If there’s one thing that really gets under my skin- besides poor sentence structure/grammar/spelling- it is the number of dripping taps that I see all over the place.
People don’t know how to turn off a tap. It must come down to that. Sometimes it feels as though I go to university just so that I’ll enter the bathroom and turn off all of the taps that are dripping little beads of water into the sink. Plunk… plunk… plunk… I don’t understand why it is so difficult for a person to give the taps a really firm twist to ensure that no water will be trickling through. But apparently it is really difficult. And it makes me angry.
I can’t remember the last time I walked into one of the bathrooms at the university and I didn’t see at least one tap dripping. Usually there are three or four taps dripping water. Sometimes its worse and every single tap has little water beads plunking into the sink. So I go around and turn off all the taps really firmly, growling in frustration.
The World Health Organization says that “In 2002, 1.1 billion people lacked access to improved water sources, which represented 17% of the global population.”
Go back and read that sentence one more time. Please and thank you. Here, I’ll help you:
“In 2002, 1.1 billion people lacked access to improved water sources, which represented 17% of the global population.”
We don’t think about that on a regular basis. We don’t think about it because we don’t need to think about it. It doesn’t cross our minds because we take water for granted. In reality, having access to water is a privilege. We are abusing that privilege to a disgusting extent.
There is too much colour in this map.
Maybe the reason why the taps are dripping at my university is because people are not aware that they are failing to turn off the taps properly. But that is no excuse. In court, you can’t use ignorance as part of your defense if you’ve committed a crime. We shouldn’t be getting away with letting taps drip, either. Because to let it go to waste is a crime.
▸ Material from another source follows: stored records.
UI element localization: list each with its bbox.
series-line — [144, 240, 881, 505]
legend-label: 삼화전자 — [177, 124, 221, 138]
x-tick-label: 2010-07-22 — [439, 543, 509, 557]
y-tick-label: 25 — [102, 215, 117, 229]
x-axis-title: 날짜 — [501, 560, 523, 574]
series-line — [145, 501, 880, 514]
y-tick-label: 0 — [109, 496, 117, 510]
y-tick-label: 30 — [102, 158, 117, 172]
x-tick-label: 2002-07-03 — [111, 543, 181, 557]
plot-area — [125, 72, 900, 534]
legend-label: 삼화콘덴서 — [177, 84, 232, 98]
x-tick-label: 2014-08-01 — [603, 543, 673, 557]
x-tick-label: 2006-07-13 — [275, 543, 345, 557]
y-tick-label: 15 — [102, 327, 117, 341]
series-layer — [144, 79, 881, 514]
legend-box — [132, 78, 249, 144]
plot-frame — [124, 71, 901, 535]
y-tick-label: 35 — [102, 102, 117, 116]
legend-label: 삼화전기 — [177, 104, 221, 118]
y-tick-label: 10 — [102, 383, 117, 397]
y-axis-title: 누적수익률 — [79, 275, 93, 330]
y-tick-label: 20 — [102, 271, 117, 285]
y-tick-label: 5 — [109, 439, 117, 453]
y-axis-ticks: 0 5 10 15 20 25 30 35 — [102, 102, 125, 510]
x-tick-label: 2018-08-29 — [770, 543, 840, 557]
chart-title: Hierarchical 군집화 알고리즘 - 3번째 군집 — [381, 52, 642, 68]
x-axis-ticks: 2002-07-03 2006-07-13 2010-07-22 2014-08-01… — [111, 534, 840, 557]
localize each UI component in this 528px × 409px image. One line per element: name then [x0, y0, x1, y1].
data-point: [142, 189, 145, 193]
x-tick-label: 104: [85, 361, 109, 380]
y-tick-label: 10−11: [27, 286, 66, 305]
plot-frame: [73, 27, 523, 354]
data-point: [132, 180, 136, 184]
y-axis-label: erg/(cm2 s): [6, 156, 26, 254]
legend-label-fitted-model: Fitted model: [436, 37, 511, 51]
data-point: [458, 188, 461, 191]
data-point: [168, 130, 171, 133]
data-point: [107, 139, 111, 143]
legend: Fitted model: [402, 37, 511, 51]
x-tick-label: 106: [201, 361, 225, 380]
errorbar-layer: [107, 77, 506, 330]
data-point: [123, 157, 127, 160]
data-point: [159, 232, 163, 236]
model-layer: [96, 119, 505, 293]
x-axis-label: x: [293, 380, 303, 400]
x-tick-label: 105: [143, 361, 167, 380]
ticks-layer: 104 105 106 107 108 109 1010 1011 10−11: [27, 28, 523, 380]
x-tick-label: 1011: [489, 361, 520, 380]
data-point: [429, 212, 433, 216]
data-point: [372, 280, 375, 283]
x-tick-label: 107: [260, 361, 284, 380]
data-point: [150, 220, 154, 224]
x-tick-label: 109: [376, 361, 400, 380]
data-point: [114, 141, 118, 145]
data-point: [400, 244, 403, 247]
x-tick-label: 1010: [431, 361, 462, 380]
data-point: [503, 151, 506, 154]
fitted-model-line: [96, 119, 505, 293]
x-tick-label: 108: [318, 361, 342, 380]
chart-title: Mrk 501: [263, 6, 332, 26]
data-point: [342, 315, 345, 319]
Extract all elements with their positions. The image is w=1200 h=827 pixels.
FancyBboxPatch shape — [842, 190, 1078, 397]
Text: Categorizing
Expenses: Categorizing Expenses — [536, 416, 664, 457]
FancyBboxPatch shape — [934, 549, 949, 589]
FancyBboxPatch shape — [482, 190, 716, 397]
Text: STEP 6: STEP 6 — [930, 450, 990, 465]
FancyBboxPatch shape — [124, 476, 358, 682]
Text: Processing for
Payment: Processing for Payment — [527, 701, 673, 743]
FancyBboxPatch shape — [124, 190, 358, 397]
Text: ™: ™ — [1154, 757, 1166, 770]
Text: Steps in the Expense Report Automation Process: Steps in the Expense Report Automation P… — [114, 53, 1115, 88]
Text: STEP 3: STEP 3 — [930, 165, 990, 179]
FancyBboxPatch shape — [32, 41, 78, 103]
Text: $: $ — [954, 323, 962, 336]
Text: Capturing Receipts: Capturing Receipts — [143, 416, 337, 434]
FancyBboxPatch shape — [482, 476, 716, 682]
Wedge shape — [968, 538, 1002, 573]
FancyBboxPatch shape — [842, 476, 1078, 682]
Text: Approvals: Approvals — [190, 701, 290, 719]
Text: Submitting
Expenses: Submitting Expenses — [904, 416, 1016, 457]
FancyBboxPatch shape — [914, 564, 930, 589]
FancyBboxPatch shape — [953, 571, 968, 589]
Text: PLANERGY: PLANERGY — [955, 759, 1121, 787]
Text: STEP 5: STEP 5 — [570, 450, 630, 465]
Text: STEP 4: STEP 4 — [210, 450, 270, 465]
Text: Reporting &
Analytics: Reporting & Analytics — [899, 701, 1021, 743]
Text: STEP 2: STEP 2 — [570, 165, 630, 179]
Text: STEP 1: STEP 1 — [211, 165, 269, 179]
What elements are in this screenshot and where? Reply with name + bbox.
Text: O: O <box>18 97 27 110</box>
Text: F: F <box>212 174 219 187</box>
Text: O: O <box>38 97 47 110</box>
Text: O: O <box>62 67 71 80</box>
We know that going for a ten-minute walk every day doesn’t hinder our day at all but over time, it adds up to vastly improve our health and well being. We know that reducing our intake of cookies from two a day to one a day can make a difference in weight management over the course of a long period of time. Water works the same way: one measly dripping tap doesn’t seem like much, but if it’s left to drip all day long, and if half of the taps in the university are similarly drippy, it really adds up. It’s an enormous amount of waste just because some people can’t be bothered to turn a tap firm enough.
Save the water and turn off taps properly. Even if you think that you’ve turned it off completely, give it an extra little twist to make sure you’re right. It’ll take all of half a second but you might save plenty of water in the meantime. There’s no reason why the taps should be left to drip.
There’s other ways we can prevent needless waste of water too: turn off the taps when you not using them! If you’re brushing your teeth, don’t leave the tap running the whole time. Only turn it on when it’s necessary. Turn on the water right when you’re about to take a shower; don’t turn it on and then wander off to find a towel or check your email. This is needless water waste.
Water deserves our respect. Just because we can let it go to waste, because of our easy access to it, does not mean that we should let it go to waste. Spread the word and show you care. Water is a truly precious treasure and commodity.